Model selection is a cornerstone of statistical inference, where information criteria are widely employed to balance model fit and complexity. However, classical likelihood-based criteria are often highly sensitive to contamination, outliers, and model misspecification. In this paper, we develop a robust alternative based on the Exponential-Polynomial Divergence, a flexible extension of existing divergence measures that enhances adaptability to diverse data irregularities. The proposed Exponential-Polynomial Divergence Information Criterion preserves the objective of approximating the discrepancy between the true model and candidate models while incorporating robustness against anomalous observations. Its theoretical properties are established, and robustness is examined through influence function analysis, demonstrating controlled sensitivity to extreme data points. For practical implementation, a data-driven tuning parameter selection strategy based on generalized score matching is employed, ensuring improved computational stability and efficiency. The effectiveness of the proposed method is demonstrated through extensive simulation studies under varying contamination levels, as well as real data applications involving linear mixed-effects panel data models and neural network-based prediction tasks. The results consistently show improved stability and reliability compared to classical likelihood and density power divergence-based information criteria. The proposed framework thus provides a practical and unified approach for model selection in complex and contaminated data settings.

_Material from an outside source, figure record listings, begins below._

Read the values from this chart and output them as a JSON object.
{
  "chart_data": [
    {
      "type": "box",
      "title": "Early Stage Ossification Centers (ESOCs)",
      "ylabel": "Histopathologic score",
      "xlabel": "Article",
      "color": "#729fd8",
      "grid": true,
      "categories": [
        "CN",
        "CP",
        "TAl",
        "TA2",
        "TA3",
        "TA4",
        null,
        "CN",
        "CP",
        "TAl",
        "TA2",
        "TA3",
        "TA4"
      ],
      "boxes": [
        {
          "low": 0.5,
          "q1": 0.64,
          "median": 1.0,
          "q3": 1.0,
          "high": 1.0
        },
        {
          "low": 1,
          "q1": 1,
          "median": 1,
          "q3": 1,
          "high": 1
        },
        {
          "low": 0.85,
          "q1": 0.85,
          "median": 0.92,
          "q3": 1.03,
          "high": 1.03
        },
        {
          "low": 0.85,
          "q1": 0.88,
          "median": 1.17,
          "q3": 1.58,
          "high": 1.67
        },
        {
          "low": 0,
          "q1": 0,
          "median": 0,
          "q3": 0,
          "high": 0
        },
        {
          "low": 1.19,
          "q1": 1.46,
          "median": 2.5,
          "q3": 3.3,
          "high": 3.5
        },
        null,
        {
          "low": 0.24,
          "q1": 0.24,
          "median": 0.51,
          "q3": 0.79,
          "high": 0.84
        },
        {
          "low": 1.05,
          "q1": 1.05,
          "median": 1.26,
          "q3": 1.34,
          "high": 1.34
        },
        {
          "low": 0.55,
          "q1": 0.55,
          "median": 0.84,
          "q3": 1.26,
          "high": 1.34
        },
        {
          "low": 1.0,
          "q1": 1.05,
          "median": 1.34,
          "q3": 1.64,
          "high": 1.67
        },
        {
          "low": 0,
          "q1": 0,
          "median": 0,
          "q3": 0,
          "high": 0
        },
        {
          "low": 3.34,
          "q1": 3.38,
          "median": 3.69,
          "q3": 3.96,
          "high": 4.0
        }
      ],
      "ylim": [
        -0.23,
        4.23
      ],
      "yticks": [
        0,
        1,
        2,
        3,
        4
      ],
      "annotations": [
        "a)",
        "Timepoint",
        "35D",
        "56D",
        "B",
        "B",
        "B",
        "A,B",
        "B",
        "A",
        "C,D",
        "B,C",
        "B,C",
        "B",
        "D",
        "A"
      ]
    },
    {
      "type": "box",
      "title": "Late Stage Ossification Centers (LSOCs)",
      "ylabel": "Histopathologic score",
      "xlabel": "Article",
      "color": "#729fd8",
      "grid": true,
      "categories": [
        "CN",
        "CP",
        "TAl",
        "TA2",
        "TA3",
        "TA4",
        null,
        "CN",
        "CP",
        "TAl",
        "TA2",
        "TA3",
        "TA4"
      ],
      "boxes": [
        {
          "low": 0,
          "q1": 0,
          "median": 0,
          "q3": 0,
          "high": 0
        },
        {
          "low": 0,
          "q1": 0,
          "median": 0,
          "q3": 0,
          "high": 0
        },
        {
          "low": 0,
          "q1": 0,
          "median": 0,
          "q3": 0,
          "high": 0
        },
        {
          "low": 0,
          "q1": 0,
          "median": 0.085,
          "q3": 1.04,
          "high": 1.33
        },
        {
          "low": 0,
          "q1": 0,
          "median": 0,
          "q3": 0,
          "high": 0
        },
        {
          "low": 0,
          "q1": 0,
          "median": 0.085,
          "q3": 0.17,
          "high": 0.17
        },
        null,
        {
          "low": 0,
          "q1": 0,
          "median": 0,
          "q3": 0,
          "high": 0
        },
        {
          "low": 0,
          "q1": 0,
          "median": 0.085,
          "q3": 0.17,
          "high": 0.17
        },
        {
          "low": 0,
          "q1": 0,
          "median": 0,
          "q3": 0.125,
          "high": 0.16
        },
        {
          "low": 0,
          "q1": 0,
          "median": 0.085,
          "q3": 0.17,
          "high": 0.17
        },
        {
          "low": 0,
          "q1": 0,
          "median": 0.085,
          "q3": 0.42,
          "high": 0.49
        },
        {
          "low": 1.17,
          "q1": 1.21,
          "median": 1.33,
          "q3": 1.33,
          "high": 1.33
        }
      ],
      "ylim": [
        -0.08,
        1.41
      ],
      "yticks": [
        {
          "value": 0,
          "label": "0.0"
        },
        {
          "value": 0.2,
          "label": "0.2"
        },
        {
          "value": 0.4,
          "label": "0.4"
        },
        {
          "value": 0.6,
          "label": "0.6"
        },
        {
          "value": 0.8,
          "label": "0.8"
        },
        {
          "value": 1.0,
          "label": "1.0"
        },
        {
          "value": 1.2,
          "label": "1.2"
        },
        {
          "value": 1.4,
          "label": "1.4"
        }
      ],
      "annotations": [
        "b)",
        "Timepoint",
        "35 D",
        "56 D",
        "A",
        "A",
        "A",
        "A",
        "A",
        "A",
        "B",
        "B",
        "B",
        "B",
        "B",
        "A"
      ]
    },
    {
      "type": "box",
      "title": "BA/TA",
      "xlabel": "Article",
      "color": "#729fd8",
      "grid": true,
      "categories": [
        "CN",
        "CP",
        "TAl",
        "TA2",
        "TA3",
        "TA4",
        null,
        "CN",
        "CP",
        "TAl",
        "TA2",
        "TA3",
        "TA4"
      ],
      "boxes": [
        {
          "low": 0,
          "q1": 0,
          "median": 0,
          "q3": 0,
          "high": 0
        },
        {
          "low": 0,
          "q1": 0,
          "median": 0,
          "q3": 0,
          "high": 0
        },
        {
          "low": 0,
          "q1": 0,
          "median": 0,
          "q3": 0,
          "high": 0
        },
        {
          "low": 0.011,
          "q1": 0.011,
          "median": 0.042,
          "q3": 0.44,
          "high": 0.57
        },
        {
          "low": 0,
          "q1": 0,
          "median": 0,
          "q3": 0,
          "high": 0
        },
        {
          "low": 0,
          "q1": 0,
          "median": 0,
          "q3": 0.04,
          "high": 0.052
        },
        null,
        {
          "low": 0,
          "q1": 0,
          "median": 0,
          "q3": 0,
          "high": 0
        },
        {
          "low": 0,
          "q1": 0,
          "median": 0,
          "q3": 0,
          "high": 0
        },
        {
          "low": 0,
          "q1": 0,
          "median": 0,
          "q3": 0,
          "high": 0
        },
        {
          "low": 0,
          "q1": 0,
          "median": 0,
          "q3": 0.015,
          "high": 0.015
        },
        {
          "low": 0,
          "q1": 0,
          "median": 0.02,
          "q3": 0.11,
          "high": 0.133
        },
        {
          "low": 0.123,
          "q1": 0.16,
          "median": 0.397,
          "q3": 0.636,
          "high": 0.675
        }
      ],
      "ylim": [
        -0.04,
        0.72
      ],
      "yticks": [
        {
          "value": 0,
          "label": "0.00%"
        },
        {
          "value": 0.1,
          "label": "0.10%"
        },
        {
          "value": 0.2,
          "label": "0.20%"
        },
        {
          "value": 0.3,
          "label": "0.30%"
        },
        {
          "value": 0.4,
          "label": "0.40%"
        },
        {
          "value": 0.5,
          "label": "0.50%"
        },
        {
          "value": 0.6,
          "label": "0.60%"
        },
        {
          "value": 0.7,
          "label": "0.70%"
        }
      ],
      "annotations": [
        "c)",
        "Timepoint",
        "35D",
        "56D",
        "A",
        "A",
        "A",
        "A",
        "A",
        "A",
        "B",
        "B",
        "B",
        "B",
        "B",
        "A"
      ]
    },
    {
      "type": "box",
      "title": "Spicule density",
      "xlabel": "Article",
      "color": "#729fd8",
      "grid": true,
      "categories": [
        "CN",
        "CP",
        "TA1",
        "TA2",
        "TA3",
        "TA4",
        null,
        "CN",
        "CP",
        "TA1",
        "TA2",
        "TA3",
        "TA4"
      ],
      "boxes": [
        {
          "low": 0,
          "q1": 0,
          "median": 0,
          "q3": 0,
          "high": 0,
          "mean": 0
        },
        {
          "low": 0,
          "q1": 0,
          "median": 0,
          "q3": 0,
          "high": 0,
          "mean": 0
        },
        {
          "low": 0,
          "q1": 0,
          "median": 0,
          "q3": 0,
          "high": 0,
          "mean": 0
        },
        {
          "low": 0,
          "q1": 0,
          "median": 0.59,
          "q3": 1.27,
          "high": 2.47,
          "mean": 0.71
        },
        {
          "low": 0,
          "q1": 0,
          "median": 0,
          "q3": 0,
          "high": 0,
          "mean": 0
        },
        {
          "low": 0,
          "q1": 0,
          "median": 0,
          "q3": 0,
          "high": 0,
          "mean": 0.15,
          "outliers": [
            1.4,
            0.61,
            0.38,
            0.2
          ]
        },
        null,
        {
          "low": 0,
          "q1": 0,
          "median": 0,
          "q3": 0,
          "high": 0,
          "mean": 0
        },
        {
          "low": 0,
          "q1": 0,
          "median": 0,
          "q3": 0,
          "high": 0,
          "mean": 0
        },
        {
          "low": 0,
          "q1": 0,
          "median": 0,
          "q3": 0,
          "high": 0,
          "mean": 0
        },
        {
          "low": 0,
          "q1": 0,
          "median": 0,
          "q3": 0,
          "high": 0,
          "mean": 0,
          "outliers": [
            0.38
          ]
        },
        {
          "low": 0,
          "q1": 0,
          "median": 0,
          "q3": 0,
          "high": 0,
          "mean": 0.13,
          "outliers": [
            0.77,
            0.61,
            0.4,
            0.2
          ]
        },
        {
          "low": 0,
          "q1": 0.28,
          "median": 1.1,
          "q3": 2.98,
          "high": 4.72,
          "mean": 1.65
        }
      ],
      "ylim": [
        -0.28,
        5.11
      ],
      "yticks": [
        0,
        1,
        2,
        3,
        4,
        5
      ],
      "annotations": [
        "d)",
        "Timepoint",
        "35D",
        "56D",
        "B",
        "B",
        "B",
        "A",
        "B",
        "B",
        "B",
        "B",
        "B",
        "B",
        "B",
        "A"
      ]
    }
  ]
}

翻译：模型选择是统计推断的基石，其中信息准则被广泛用于平衡模型拟合与复杂性。然而，传统的基于似然的准则往往对污染、异常值和模型误设定高度敏感。本文提出一种基于指数-多项式散度的稳健替代方法，该散度是对现有散度度量的灵活扩展，能增强对多样化数据不规则性的适应性。所提出的指数-多项式散度信息准则保留了近似真实模型与候选模型之间差异的目标，同时纳入了对异常观测的稳健性。其理论性质得以建立，并通过影响函数分析检验稳健性，表明对极端数据点具有受控敏感性。在实际应用中，采用基于广义评分匹配的数据驱动调参选择策略，以确保计算稳定性与效率的提升。通过不同污染水平下的广泛模拟研究，以及涉及线性混合效应面板数据模型和基于神经网络的预测任务的实际数据应用，验证了所提方法的有效性。与基于经典似然和密度幂散度的信息准则相比，结果一致展现出更优的稳定性与可靠性。因此，所提出的框架为复杂及污染数据环境下的模型选择提供了一种实用且统一的途径。